Heat a large Dutch oven over medium-high heat and add the bacon. Cook the bacon, stirring occasionally until it is crisp. Remove the bacon with a slotted spoon and place it aside on a paper towel lined plate.
6 slices bacon
In the same pot, add the butter to the bacon drippings and allow it to melt. When the butter has melted, add the onion, carrot, and celery. Cook for 5-7 minutes or until vegetables are tender.
2 tablespoons butter, ¾ cup chopped onion, ¾ cup chopped carrot, ¾ cup chopped celery
Add the garlic, thyme, and flour. Stir so that the flour coats the vegetables and cook for an additional minute.

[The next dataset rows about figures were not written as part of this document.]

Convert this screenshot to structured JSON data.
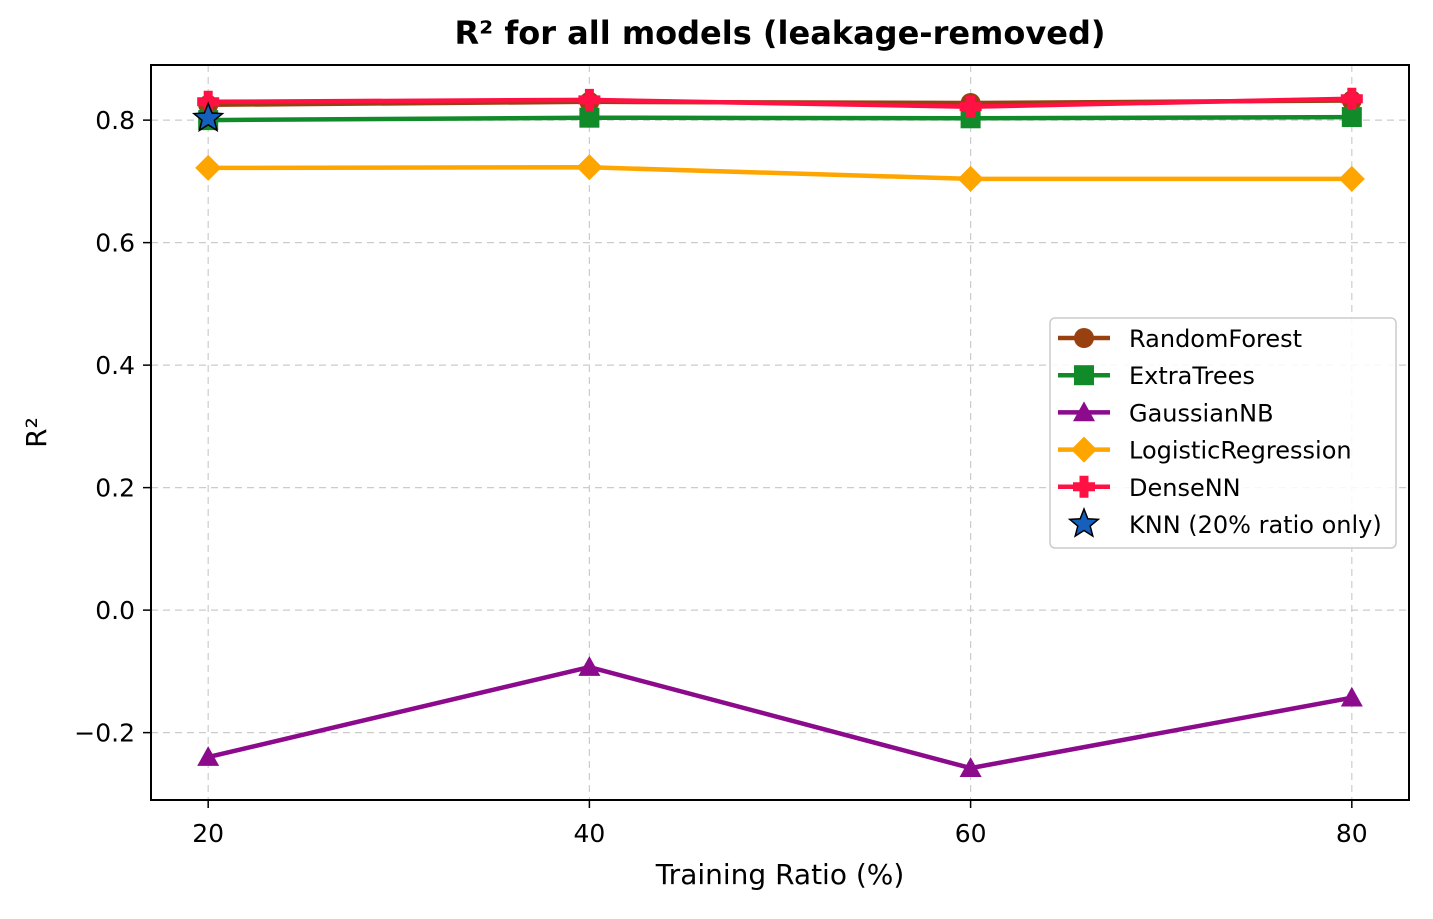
{
  "chart_data": {
    "type": "line",
    "title": "R² for all models (leakage-removed)",
    "xlabel": "Training Ratio (%)",
    "ylabel": "R²",
    "x": [
      20,
      40,
      60,
      80
    ],
    "xlim": [
      17,
      83
    ],
    "ylim": [
      -0.31,
      0.89
    ],
    "xticks": [
      20,
      40,
      60,
      80
    ],
    "yticks": [
      -0.2,
      0.0,
      0.2,
      0.4,
      0.6,
      0.8
    ],
    "ytick_labels": [
      "−0.2",
      "0.0",
      "0.2",
      "0.4",
      "0.6",
      "0.8"
    ],
    "xtick_labels": [
      "20",
      "40",
      "60",
      "80"
    ],
    "grid": true,
    "legend_position": "center-right",
    "series": [
      {
        "name": "RandomForest",
        "x": [
          20,
          40,
          60,
          80
        ],
        "values": [
          0.825,
          0.83,
          0.828,
          0.832
        ],
        "color": "#994010",
        "marker": "circle"
      },
      {
        "name": "ExtraTrees",
        "x": [
          20,
          40,
          60,
          80
        ],
        "values": [
          0.8,
          0.804,
          0.803,
          0.805
        ],
        "color": "#118a2a",
        "marker": "square"
      },
      {
        "name": "GaussianNB",
        "x": [
          20,
          40,
          60,
          80
        ],
        "values": [
          -0.24,
          -0.093,
          -0.258,
          -0.143
        ],
        "color": "#8c0a8c",
        "marker": "triangle"
      },
      {
        "name": "LogisticRegression",
        "x": [
          20,
          40,
          60,
          80
        ],
        "values": [
          0.722,
          0.723,
          0.704,
          0.704
        ],
        "color": "#ffa500",
        "marker": "diamond"
      },
      {
        "name": "DenseNN",
        "x": [
          20,
          40,
          60,
          80
        ],
        "values": [
          0.83,
          0.833,
          0.822,
          0.835
        ],
        "color": "#ff1144",
        "marker": "plus"
      },
      {
        "name": "KNN (20% ratio only)",
        "x": [
          20
        ],
        "values": [
          0.803
        ],
        "color": "#1560bd",
        "marker": "star",
        "line": false
      }
    ]
  }
}
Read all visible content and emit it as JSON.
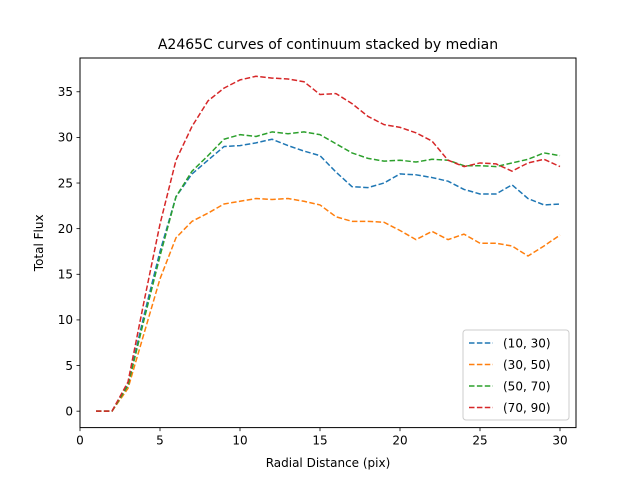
{
  "chart_data": {
    "type": "line",
    "title": "A2465C curves of continuum stacked by median",
    "xlabel": "Radial Distance (pix)",
    "ylabel": "Total Flux",
    "xlim": [
      0,
      31
    ],
    "ylim": [
      -1.8,
      38.7
    ],
    "xticks": [
      0,
      5,
      10,
      15,
      20,
      25,
      30
    ],
    "yticks": [
      0,
      5,
      10,
      15,
      20,
      25,
      30,
      35
    ],
    "grid": false,
    "legend_position": "lower-right",
    "line_style": "dashed",
    "x": [
      1,
      2,
      3,
      4,
      5,
      6,
      7,
      8,
      9,
      10,
      11,
      12,
      13,
      14,
      15,
      16,
      17,
      18,
      19,
      20,
      21,
      22,
      23,
      24,
      25,
      26,
      27,
      28,
      29,
      30
    ],
    "series": [
      {
        "name": "(10, 30)",
        "color": "#1f77b4",
        "values": [
          0.0,
          0.0,
          3.0,
          10.5,
          17.5,
          23.5,
          26.0,
          27.5,
          29.0,
          29.1,
          29.4,
          29.8,
          29.1,
          28.5,
          28.0,
          26.2,
          24.6,
          24.5,
          25.0,
          26.0,
          25.9,
          25.6,
          25.2,
          24.3,
          23.8,
          23.8,
          24.8,
          23.3,
          22.6,
          22.7
        ]
      },
      {
        "name": "(30, 50)",
        "color": "#ff7f0e",
        "values": [
          0.0,
          0.0,
          2.5,
          8.5,
          14.5,
          19.0,
          20.8,
          21.7,
          22.7,
          23.0,
          23.3,
          23.2,
          23.3,
          23.0,
          22.6,
          21.3,
          20.8,
          20.8,
          20.7,
          19.8,
          18.8,
          19.7,
          18.8,
          19.4,
          18.4,
          18.4,
          18.1,
          17.0,
          18.1,
          19.3
        ]
      },
      {
        "name": "(50, 70)",
        "color": "#2ca02c",
        "values": [
          0.0,
          0.0,
          2.8,
          10.0,
          17.0,
          23.5,
          26.3,
          28.0,
          29.8,
          30.3,
          30.1,
          30.6,
          30.4,
          30.6,
          30.3,
          29.3,
          28.3,
          27.7,
          27.4,
          27.5,
          27.3,
          27.6,
          27.5,
          26.9,
          26.9,
          26.8,
          27.2,
          27.6,
          28.3,
          28.0
        ]
      },
      {
        "name": "(70, 90)",
        "color": "#d62728",
        "values": [
          0.0,
          0.0,
          3.2,
          12.0,
          20.5,
          27.5,
          31.2,
          34.0,
          35.4,
          36.3,
          36.7,
          36.5,
          36.4,
          36.1,
          34.7,
          34.8,
          33.7,
          32.3,
          31.4,
          31.1,
          30.5,
          29.6,
          27.5,
          26.8,
          27.2,
          27.1,
          26.3,
          27.2,
          27.6,
          26.8
        ]
      }
    ]
  }
}
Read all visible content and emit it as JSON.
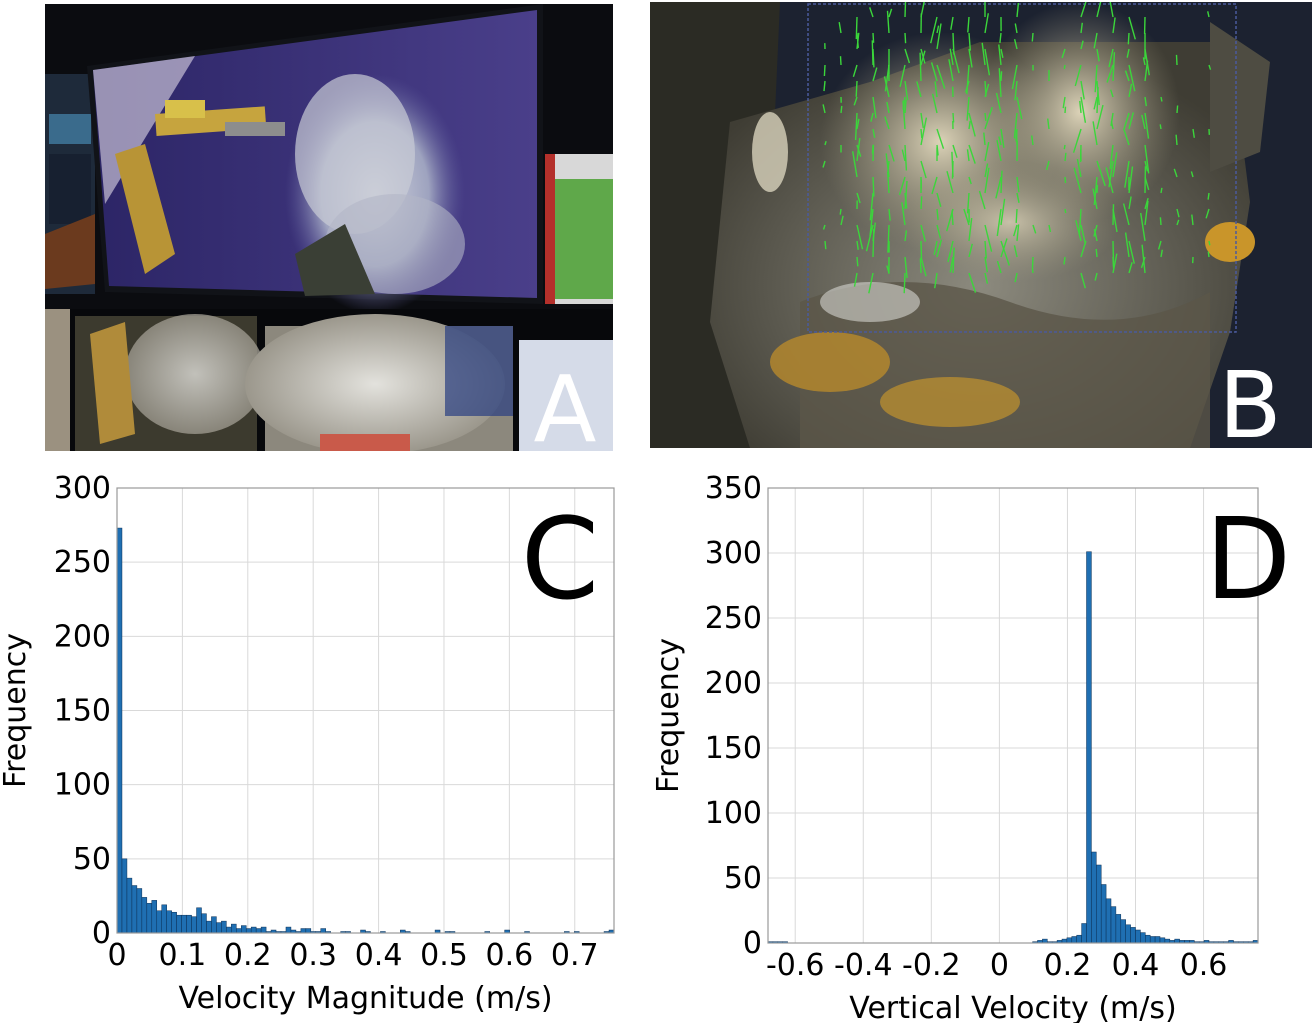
{
  "panels": {
    "a": {
      "letter": "A"
    },
    "b": {
      "letter": "B"
    }
  },
  "colors": {
    "bar": "#1f6fb2",
    "bar_edge": "#0b2f55",
    "grid": "#d9d9d9",
    "axis": "#999999"
  },
  "chart_data": [
    {
      "type": "bar",
      "letter": "C",
      "xlabel": "Velocity Magnitude (m/s)",
      "ylabel": "Frequency",
      "xlim": [
        0,
        0.76
      ],
      "ylim": [
        0,
        300
      ],
      "xticks": [
        0,
        0.1,
        0.2,
        0.3,
        0.4,
        0.5,
        0.6,
        0.7
      ],
      "xtick_labels": [
        "0",
        "0.1",
        "0.2",
        "0.3",
        "0.4",
        "0.5",
        "0.6",
        "0.7"
      ],
      "yticks": [
        0,
        50,
        100,
        150,
        200,
        250,
        300
      ],
      "grid": true,
      "bin_width": 0.0076,
      "bins_start": 0,
      "values": [
        273,
        50,
        37,
        32,
        30,
        24,
        20,
        22,
        15,
        19,
        15,
        14,
        12,
        12,
        12,
        11,
        17,
        13,
        8,
        11,
        7,
        8,
        4,
        6,
        3,
        5,
        3,
        4,
        3,
        4,
        1,
        2,
        1,
        1,
        4,
        2,
        1,
        3,
        3,
        1,
        1,
        3,
        1,
        0,
        0,
        1,
        1,
        0,
        0,
        2,
        1,
        0,
        0,
        1,
        0,
        0,
        0,
        2,
        1,
        0,
        0,
        0,
        0,
        0,
        2,
        0,
        1,
        1,
        0,
        0,
        0,
        0,
        0,
        0,
        1,
        0,
        0,
        0,
        2,
        0,
        0,
        0,
        1,
        0,
        0,
        0,
        0,
        0,
        0,
        0,
        1,
        0,
        1,
        0,
        0,
        0,
        0,
        0,
        1,
        2
      ]
    },
    {
      "type": "bar",
      "letter": "D",
      "xlabel": "Vertical Velocity (m/s)",
      "ylabel": "Frequency",
      "xlim": [
        -0.68,
        0.76
      ],
      "ylim": [
        0,
        350
      ],
      "xticks": [
        -0.6,
        -0.4,
        -0.2,
        0,
        0.2,
        0.4,
        0.6
      ],
      "xtick_labels": [
        "-0.6",
        "-0.4",
        "-0.2",
        "0",
        "0.2",
        "0.4",
        "0.6"
      ],
      "yticks": [
        0,
        50,
        100,
        150,
        200,
        250,
        300,
        350
      ],
      "grid": true,
      "bin_width": 0.0144,
      "bins_start": -0.68,
      "values": [
        1,
        1,
        1,
        1,
        0,
        0,
        0,
        0,
        0,
        0,
        0,
        0,
        0,
        0,
        0,
        0,
        0,
        0,
        0,
        0,
        0,
        0,
        0,
        0,
        0,
        0,
        0,
        0,
        0,
        0,
        0,
        0,
        0,
        0,
        0,
        0,
        0,
        0,
        0,
        0,
        0,
        0,
        0,
        0,
        0,
        0,
        0,
        0,
        0,
        0,
        0,
        0,
        0,
        0,
        1,
        2,
        3,
        1,
        1,
        2,
        3,
        4,
        5,
        6,
        15,
        301,
        70,
        60,
        45,
        34,
        28,
        22,
        18,
        14,
        12,
        10,
        8,
        6,
        5,
        5,
        4,
        3,
        2,
        3,
        2,
        2,
        2,
        1,
        1,
        2,
        1,
        1,
        1,
        1,
        2,
        1,
        1,
        1,
        1,
        2
      ]
    }
  ]
}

2 cloves garlic, 1 teaspoon fresh thyme, ¼ cup all-purpose flour
Deglaze the pan by adding 1 cup of chicken stock and scraping the bottom with a wooden spoon. Add the remaining chicken stock, potatoes, bay leaf, salt, and pepper.
2 cups unsalted chicken stock, 2 cups diced potato, 1 bay leaf, ½ teaspoon kosher salt, ½ teaspoon black pepper
Turn the temperature to medium-low, and bring the chowder to a simmer.
Pour in both cans of clams, including the liquid, and stir them into the chowder. Stir in the heavy cream. Simmer for 10 minutes, or until the potatoes are fork tender.
13 ounces cans chopped clams, 1 cup heavy cream
Garnish with chopped fresh parsley and cooked bacon pieces.
2 tablespoon chopped fresh parsley
Enjoy immediately and store any leftovers in an airtight container for up to three days.